8

It is a really strange bug. Environment: tf 1.12 + cuda9.0 + cudnn 7.5 + single RTX 2080

Today I tried to train YOLO V3 network on my new device. Batch size is 4. Every thing went right at the beginning, training started as usual and I could see the loss reduction during train process.

But, at around 35 round, it reported a message:

2020-03-20 13:52:01.404576: E tensorflow/stream_executor/cuda/cuda_event.cc:48] Error polling for event status: failed to query event: CUDA_ERROR_ILLEGAL_ADDRESS: an illegal memory access was encountered 2020-03-20 13:52:01.404908: F tensorflow/core/common_runtime/gpu/gpu_event_mgr.cc:274] Unexpected Event status: 1

and exited train process.

I have tried several times. It happened randomly. Maybe 30 minutes or several hours after training process started.

But if I changed batch size to 2. It could train successfully.

So why this happened? If my environment is not right or not suitable for RTX 2080, this bug should happened at the early begining of the train progress but middle.
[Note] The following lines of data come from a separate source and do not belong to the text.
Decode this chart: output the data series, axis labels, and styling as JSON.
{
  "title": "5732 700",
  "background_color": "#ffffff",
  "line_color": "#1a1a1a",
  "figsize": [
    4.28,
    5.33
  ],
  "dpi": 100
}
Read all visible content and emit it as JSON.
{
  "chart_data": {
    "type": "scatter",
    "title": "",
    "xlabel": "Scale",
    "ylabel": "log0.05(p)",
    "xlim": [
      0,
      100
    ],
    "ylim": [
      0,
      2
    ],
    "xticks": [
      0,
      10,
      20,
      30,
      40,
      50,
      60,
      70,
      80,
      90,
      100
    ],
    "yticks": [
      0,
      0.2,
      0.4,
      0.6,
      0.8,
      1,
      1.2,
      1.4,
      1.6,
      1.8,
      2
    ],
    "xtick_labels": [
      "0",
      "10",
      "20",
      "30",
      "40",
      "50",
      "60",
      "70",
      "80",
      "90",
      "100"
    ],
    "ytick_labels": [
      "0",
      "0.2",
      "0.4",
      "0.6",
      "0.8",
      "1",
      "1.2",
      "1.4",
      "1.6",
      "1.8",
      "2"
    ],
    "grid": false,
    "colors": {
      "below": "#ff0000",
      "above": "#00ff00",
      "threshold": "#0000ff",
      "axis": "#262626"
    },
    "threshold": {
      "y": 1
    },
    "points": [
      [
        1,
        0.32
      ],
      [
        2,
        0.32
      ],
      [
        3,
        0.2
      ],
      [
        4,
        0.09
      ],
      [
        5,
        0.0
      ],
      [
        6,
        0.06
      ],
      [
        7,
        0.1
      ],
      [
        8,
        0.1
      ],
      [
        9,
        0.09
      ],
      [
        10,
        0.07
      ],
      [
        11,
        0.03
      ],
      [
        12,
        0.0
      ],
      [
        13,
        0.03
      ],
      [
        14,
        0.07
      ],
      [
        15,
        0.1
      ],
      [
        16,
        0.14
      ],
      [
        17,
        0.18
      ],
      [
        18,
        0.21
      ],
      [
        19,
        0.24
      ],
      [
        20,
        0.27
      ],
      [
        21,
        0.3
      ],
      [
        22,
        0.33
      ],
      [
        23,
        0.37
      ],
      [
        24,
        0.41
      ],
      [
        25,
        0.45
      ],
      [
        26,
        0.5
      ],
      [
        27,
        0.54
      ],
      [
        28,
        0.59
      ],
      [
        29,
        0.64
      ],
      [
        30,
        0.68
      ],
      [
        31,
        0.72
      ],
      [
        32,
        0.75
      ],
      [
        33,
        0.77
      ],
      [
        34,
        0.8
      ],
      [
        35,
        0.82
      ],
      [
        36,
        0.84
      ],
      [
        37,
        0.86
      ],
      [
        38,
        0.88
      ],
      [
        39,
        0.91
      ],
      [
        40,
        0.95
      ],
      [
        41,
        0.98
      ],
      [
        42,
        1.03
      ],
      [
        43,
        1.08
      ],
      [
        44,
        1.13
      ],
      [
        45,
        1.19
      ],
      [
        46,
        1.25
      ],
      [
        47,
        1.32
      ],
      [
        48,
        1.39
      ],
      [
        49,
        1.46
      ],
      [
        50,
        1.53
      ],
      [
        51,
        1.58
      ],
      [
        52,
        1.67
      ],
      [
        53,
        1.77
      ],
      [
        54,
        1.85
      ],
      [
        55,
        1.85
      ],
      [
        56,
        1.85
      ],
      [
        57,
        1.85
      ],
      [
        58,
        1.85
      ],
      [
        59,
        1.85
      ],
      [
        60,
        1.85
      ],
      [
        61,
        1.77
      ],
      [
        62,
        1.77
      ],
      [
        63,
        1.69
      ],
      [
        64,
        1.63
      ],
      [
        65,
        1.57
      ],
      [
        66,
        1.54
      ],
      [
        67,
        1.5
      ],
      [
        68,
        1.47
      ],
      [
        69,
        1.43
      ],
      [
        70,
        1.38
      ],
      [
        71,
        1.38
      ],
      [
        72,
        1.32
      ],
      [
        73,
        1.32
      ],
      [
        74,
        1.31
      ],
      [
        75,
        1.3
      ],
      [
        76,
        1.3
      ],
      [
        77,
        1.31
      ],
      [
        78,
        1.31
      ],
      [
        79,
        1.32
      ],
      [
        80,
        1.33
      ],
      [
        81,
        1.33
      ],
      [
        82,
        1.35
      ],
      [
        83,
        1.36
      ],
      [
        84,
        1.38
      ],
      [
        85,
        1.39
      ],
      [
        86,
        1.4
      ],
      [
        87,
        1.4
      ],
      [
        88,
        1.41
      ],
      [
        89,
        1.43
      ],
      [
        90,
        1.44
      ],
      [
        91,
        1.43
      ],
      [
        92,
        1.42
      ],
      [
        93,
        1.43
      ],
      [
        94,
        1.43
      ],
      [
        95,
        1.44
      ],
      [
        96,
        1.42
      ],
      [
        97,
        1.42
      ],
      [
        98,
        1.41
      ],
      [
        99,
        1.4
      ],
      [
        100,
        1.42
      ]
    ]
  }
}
The layers in my yolo network was all trainable at beginning so there was nothing change during training process. Why it could train correctly at the first round but fail in middle? Why smaller batch size could train successfully?
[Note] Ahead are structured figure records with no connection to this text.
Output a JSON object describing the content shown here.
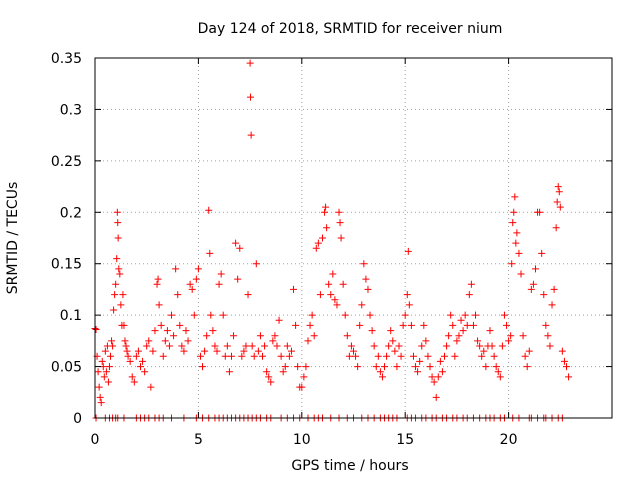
{
  "chart_data": {
    "type": "scatter",
    "title": "Day 124 of 2018, SRMTID for receiver nium",
    "xlabel": "GPS time / hours",
    "ylabel": "SRMTID / TECUs",
    "xlim": [
      0,
      25
    ],
    "ylim": [
      0,
      0.35
    ],
    "x_ticks": [
      0,
      5,
      10,
      15,
      20
    ],
    "x_tick_labels": [
      "0",
      "5",
      "10",
      "15",
      "20"
    ],
    "y_ticks": [
      0,
      0.05,
      0.1,
      0.15,
      0.2,
      0.25,
      0.3,
      0.35
    ],
    "y_tick_labels": [
      "0",
      "0.05",
      "0.1",
      "0.15",
      "0.2",
      "0.25",
      "0.3",
      "0.35"
    ],
    "grid": true,
    "marker": "plus",
    "color": "#ff0000",
    "series": [
      {
        "name": "SRMTID",
        "points": [
          [
            0.0,
            0.087
          ],
          [
            0.05,
            0.086
          ],
          [
            0.1,
            0.06
          ],
          [
            0.15,
            0.045
          ],
          [
            0.2,
            0.03
          ],
          [
            0.25,
            0.02
          ],
          [
            0.3,
            0.015
          ],
          [
            0.35,
            0.055
          ],
          [
            0.4,
            0.05
          ],
          [
            0.45,
            0.04
          ],
          [
            0.5,
            0.065
          ],
          [
            0.55,
            0.045
          ],
          [
            0.6,
            0.07
          ],
          [
            0.65,
            0.035
          ],
          [
            0.7,
            0.05
          ],
          [
            0.75,
            0.06
          ],
          [
            0.8,
            0.075
          ],
          [
            0.85,
            0.07
          ],
          [
            0.9,
            0.105
          ],
          [
            0.95,
            0.12
          ],
          [
            1.0,
            0.13
          ],
          [
            1.05,
            0.155
          ],
          [
            1.08,
            0.2
          ],
          [
            1.1,
            0.19
          ],
          [
            1.12,
            0.175
          ],
          [
            1.15,
            0.145
          ],
          [
            1.2,
            0.14
          ],
          [
            1.25,
            0.11
          ],
          [
            1.3,
            0.09
          ],
          [
            1.35,
            0.12
          ],
          [
            1.4,
            0.09
          ],
          [
            1.45,
            0.075
          ],
          [
            1.5,
            0.07
          ],
          [
            1.55,
            0.065
          ],
          [
            1.6,
            0.06
          ],
          [
            1.7,
            0.055
          ],
          [
            1.8,
            0.04
          ],
          [
            1.9,
            0.035
          ],
          [
            2.0,
            0.06
          ],
          [
            2.1,
            0.065
          ],
          [
            2.2,
            0.05
          ],
          [
            2.3,
            0.055
          ],
          [
            2.4,
            0.045
          ],
          [
            2.5,
            0.07
          ],
          [
            2.6,
            0.075
          ],
          [
            2.7,
            0.03
          ],
          [
            2.8,
            0.065
          ],
          [
            2.9,
            0.085
          ],
          [
            3.0,
            0.13
          ],
          [
            3.05,
            0.135
          ],
          [
            3.1,
            0.11
          ],
          [
            3.2,
            0.09
          ],
          [
            3.3,
            0.06
          ],
          [
            3.4,
            0.075
          ],
          [
            3.5,
            0.085
          ],
          [
            3.6,
            0.07
          ],
          [
            3.7,
            0.1
          ],
          [
            3.8,
            0.08
          ],
          [
            3.9,
            0.145
          ],
          [
            4.0,
            0.12
          ],
          [
            4.1,
            0.09
          ],
          [
            4.2,
            0.07
          ],
          [
            4.3,
            0.065
          ],
          [
            4.4,
            0.085
          ],
          [
            4.5,
            0.075
          ],
          [
            4.6,
            0.13
          ],
          [
            4.7,
            0.125
          ],
          [
            4.8,
            0.1
          ],
          [
            4.9,
            0.135
          ],
          [
            5.0,
            0.145
          ],
          [
            5.1,
            0.06
          ],
          [
            5.2,
            0.05
          ],
          [
            5.3,
            0.065
          ],
          [
            5.4,
            0.08
          ],
          [
            5.5,
            0.202
          ],
          [
            5.55,
            0.16
          ],
          [
            5.6,
            0.1
          ],
          [
            5.7,
            0.085
          ],
          [
            5.8,
            0.07
          ],
          [
            5.9,
            0.065
          ],
          [
            6.0,
            0.13
          ],
          [
            6.1,
            0.14
          ],
          [
            6.2,
            0.1
          ],
          [
            6.3,
            0.06
          ],
          [
            6.4,
            0.07
          ],
          [
            6.5,
            0.045
          ],
          [
            6.6,
            0.06
          ],
          [
            6.7,
            0.08
          ],
          [
            6.8,
            0.17
          ],
          [
            6.9,
            0.135
          ],
          [
            7.0,
            0.165
          ],
          [
            7.1,
            0.06
          ],
          [
            7.2,
            0.065
          ],
          [
            7.3,
            0.07
          ],
          [
            7.4,
            0.12
          ],
          [
            7.5,
            0.345
          ],
          [
            7.52,
            0.312
          ],
          [
            7.55,
            0.275
          ],
          [
            7.6,
            0.07
          ],
          [
            7.7,
            0.06
          ],
          [
            7.8,
            0.15
          ],
          [
            7.9,
            0.065
          ],
          [
            8.0,
            0.08
          ],
          [
            8.1,
            0.06
          ],
          [
            8.2,
            0.07
          ],
          [
            8.3,
            0.045
          ],
          [
            8.4,
            0.04
          ],
          [
            8.5,
            0.035
          ],
          [
            8.6,
            0.075
          ],
          [
            8.7,
            0.08
          ],
          [
            8.8,
            0.07
          ],
          [
            8.9,
            0.095
          ],
          [
            9.0,
            0.06
          ],
          [
            9.1,
            0.045
          ],
          [
            9.2,
            0.05
          ],
          [
            9.3,
            0.07
          ],
          [
            9.4,
            0.06
          ],
          [
            9.5,
            0.065
          ],
          [
            9.6,
            0.125
          ],
          [
            9.7,
            0.09
          ],
          [
            9.8,
            0.05
          ],
          [
            9.9,
            0.03
          ],
          [
            10.0,
            0.03
          ],
          [
            10.1,
            0.04
          ],
          [
            10.2,
            0.05
          ],
          [
            10.3,
            0.075
          ],
          [
            10.4,
            0.09
          ],
          [
            10.5,
            0.1
          ],
          [
            10.6,
            0.08
          ],
          [
            10.7,
            0.165
          ],
          [
            10.8,
            0.17
          ],
          [
            10.9,
            0.12
          ],
          [
            11.0,
            0.175
          ],
          [
            11.1,
            0.2
          ],
          [
            11.15,
            0.205
          ],
          [
            11.2,
            0.185
          ],
          [
            11.3,
            0.13
          ],
          [
            11.4,
            0.12
          ],
          [
            11.5,
            0.14
          ],
          [
            11.6,
            0.115
          ],
          [
            11.7,
            0.11
          ],
          [
            11.8,
            0.2
          ],
          [
            11.85,
            0.19
          ],
          [
            11.9,
            0.175
          ],
          [
            12.0,
            0.13
          ],
          [
            12.1,
            0.1
          ],
          [
            12.2,
            0.08
          ],
          [
            12.3,
            0.06
          ],
          [
            12.4,
            0.07
          ],
          [
            12.5,
            0.065
          ],
          [
            12.6,
            0.06
          ],
          [
            12.7,
            0.05
          ],
          [
            12.8,
            0.09
          ],
          [
            12.9,
            0.11
          ],
          [
            13.0,
            0.15
          ],
          [
            13.1,
            0.135
          ],
          [
            13.2,
            0.125
          ],
          [
            13.3,
            0.1
          ],
          [
            13.4,
            0.085
          ],
          [
            13.5,
            0.07
          ],
          [
            13.6,
            0.05
          ],
          [
            13.7,
            0.06
          ],
          [
            13.8,
            0.045
          ],
          [
            13.9,
            0.04
          ],
          [
            14.0,
            0.05
          ],
          [
            14.1,
            0.06
          ],
          [
            14.2,
            0.07
          ],
          [
            14.3,
            0.085
          ],
          [
            14.4,
            0.075
          ],
          [
            14.5,
            0.065
          ],
          [
            14.6,
            0.05
          ],
          [
            14.7,
            0.07
          ],
          [
            14.8,
            0.06
          ],
          [
            14.9,
            0.09
          ],
          [
            15.0,
            0.1
          ],
          [
            15.1,
            0.12
          ],
          [
            15.15,
            0.162
          ],
          [
            15.2,
            0.11
          ],
          [
            15.3,
            0.09
          ],
          [
            15.4,
            0.06
          ],
          [
            15.5,
            0.05
          ],
          [
            15.6,
            0.045
          ],
          [
            15.7,
            0.055
          ],
          [
            15.8,
            0.07
          ],
          [
            15.9,
            0.09
          ],
          [
            16.0,
            0.075
          ],
          [
            16.1,
            0.06
          ],
          [
            16.2,
            0.05
          ],
          [
            16.3,
            0.04
          ],
          [
            16.4,
            0.035
          ],
          [
            16.5,
            0.02
          ],
          [
            16.6,
            0.04
          ],
          [
            16.7,
            0.055
          ],
          [
            16.8,
            0.045
          ],
          [
            16.9,
            0.06
          ],
          [
            17.0,
            0.07
          ],
          [
            17.1,
            0.08
          ],
          [
            17.2,
            0.1
          ],
          [
            17.3,
            0.09
          ],
          [
            17.4,
            0.06
          ],
          [
            17.5,
            0.075
          ],
          [
            17.6,
            0.08
          ],
          [
            17.7,
            0.095
          ],
          [
            17.8,
            0.085
          ],
          [
            17.9,
            0.1
          ],
          [
            18.0,
            0.09
          ],
          [
            18.1,
            0.12
          ],
          [
            18.2,
            0.13
          ],
          [
            18.3,
            0.09
          ],
          [
            18.4,
            0.1
          ],
          [
            18.5,
            0.075
          ],
          [
            18.6,
            0.07
          ],
          [
            18.7,
            0.06
          ],
          [
            18.8,
            0.065
          ],
          [
            18.9,
            0.05
          ],
          [
            19.0,
            0.07
          ],
          [
            19.1,
            0.085
          ],
          [
            19.2,
            0.07
          ],
          [
            19.3,
            0.06
          ],
          [
            19.4,
            0.05
          ],
          [
            19.5,
            0.045
          ],
          [
            19.6,
            0.04
          ],
          [
            19.7,
            0.07
          ],
          [
            19.8,
            0.1
          ],
          [
            19.9,
            0.09
          ],
          [
            20.0,
            0.075
          ],
          [
            20.1,
            0.08
          ],
          [
            20.15,
            0.15
          ],
          [
            20.2,
            0.19
          ],
          [
            20.25,
            0.2
          ],
          [
            20.3,
            0.215
          ],
          [
            20.35,
            0.17
          ],
          [
            20.4,
            0.18
          ],
          [
            20.5,
            0.16
          ],
          [
            20.6,
            0.14
          ],
          [
            20.7,
            0.08
          ],
          [
            20.8,
            0.06
          ],
          [
            20.9,
            0.05
          ],
          [
            21.0,
            0.065
          ],
          [
            21.1,
            0.125
          ],
          [
            21.2,
            0.13
          ],
          [
            21.3,
            0.145
          ],
          [
            21.4,
            0.2
          ],
          [
            21.5,
            0.2
          ],
          [
            21.6,
            0.16
          ],
          [
            21.7,
            0.12
          ],
          [
            21.8,
            0.09
          ],
          [
            21.9,
            0.08
          ],
          [
            22.0,
            0.07
          ],
          [
            22.1,
            0.11
          ],
          [
            22.2,
            0.125
          ],
          [
            22.3,
            0.185
          ],
          [
            22.35,
            0.21
          ],
          [
            22.4,
            0.225
          ],
          [
            22.45,
            0.22
          ],
          [
            22.5,
            0.205
          ],
          [
            22.6,
            0.065
          ],
          [
            22.7,
            0.055
          ],
          [
            22.8,
            0.05
          ],
          [
            22.9,
            0.04
          ]
        ]
      }
    ],
    "zero_values_x": [
      0.05,
      0.5,
      0.7,
      0.85,
      1.0,
      1.1,
      1.4,
      2.0,
      2.2,
      2.4,
      2.6,
      2.9,
      3.1,
      3.3,
      3.7,
      4.3,
      4.9,
      5.2,
      5.5,
      5.8,
      6.0,
      6.2,
      6.4,
      6.6,
      6.8,
      7.0,
      7.2,
      7.4,
      7.6,
      7.8,
      8.0,
      8.3,
      8.5,
      9.0,
      9.3,
      9.6,
      9.9,
      10.3,
      10.6,
      10.8,
      11.0,
      11.4,
      11.8,
      12.2,
      12.5,
      12.9,
      13.2,
      13.5,
      13.8,
      14.0,
      14.2,
      14.4,
      14.6,
      15.1,
      15.3,
      15.5,
      15.8,
      16.0,
      16.3,
      16.5,
      16.8,
      17.0,
      17.3,
      17.5,
      17.8,
      18.0,
      18.3,
      18.6,
      18.9,
      19.1,
      19.3,
      19.6,
      19.8,
      20.2,
      20.5,
      21.0,
      21.1,
      21.4,
      21.7,
      21.8,
      22.1,
      22.4,
      22.6
    ]
  }
}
And what should I do now? The solutions I can thought are: 1:Compile tf 1.12 in cuda 10 + cudnn 7.5 and try again. 2:Maybe update tensorflow and cuda? All cost a lot.

talonmies
  • 70,661
  • 34
  • 192
  • 269
qishiheibojue
  • 81
  • 1
  • 2
  • Without any look at your code, it's hard to tell what the issue is... Please provide a [Minimal, Reproducible Example](https://stackoverflow.com/help/minimal-reproducible-example) Based on your description it can be anything including issues in your code, out-of-memory errors and much more... – Elijan9 Mar 20 '20 at 10:10
  • Hi, did you find a fix for this? I am having a similar issue. I have two Titan RTXs. It typically occurs with larger batch sizes, say 128 and above. But it's intermittent, it will train for an epoch or two and then error out. I'm running Ubuntu 18.04, TensorFlow 2.2.0 (also tried 2.1.0, same issues). It seems to be related to certain layers - if I remove the two GRU layers in my model the issue goes away. – ChrisM Jun 18 '20 at 10:35
  • @ChrisM Did you figure out what the problem was? I think it has to do with that the card runs out of memory. When I have a large batch size it crashes at some point in training but when the batch size is small it will train but it will take to long so I have to make a sacrifice for the sake of not having my PC on for like 6 hours to train. – Rajivrocks Jun 27 '20 at 11:33
  • @Rajivrocks Hi, thanks for the query. Well after trying many things (multiple CUDA re-installs, changing TF versions, etc.) I ran a liitle tool called [gpu-burn](https://github.com/wilicc/gpu-burn), which indicates that one of my GPUs is faulty. I've contacted my machine vendor and am awaiting a new unit. The machine and cards were brand new, so I'm still a bit suspicious... will add an update when I get my new cards! – ChrisM Jun 27 '20 at 17:35
  • @ChrisM Do you have an update to this? Did replacing the GPUs fix the problem? – mpotma Sep 30 '20 at 21:44
  • @mpotma Thanks - yes, it turned out to be a faulty card, which our supplier replaced. It failed less than 2 weeks after we purchased it, and I would never have imagined it to be a hardware failure at that point! – ChrisM Oct 01 '20 at 14:38
  • @ChrisM how did you determine that it was a card error? – Taylr Cawte Oct 05 '20 at 13:08
  • 1
    @TaylrCawte Thanks for the question. We used [gpu-burn](https://github.com/wilicc/gpu-burn), which told us that our first card was faulty (although not in what way). Find more info on it [here](http://wili.cc/blog/gpu-burn.html). It just runs a big MatMul op, for as long as you specify. As with all programs that may stress your system, use with care. You might also get some info by running the cuda samples, though you'll have to build those. Their location depends on where your cuda toolkit is installed, which might be under `/usr/local/cuda-10.1/lib64` (it is for us, under Ubuntu 18.04). – ChrisM Oct 05 '20 at 15:56

1 Answers1

0

Check if Cuda/Cudnn/Driver versions are ok for your card https://docs.nvidia.com/deeplearning/cudnn/support-matrix/index.html#cudnn-versions-764-765.

If above check turn to be OK then this issue might be because of broken GPU card as commented by @ChrisM.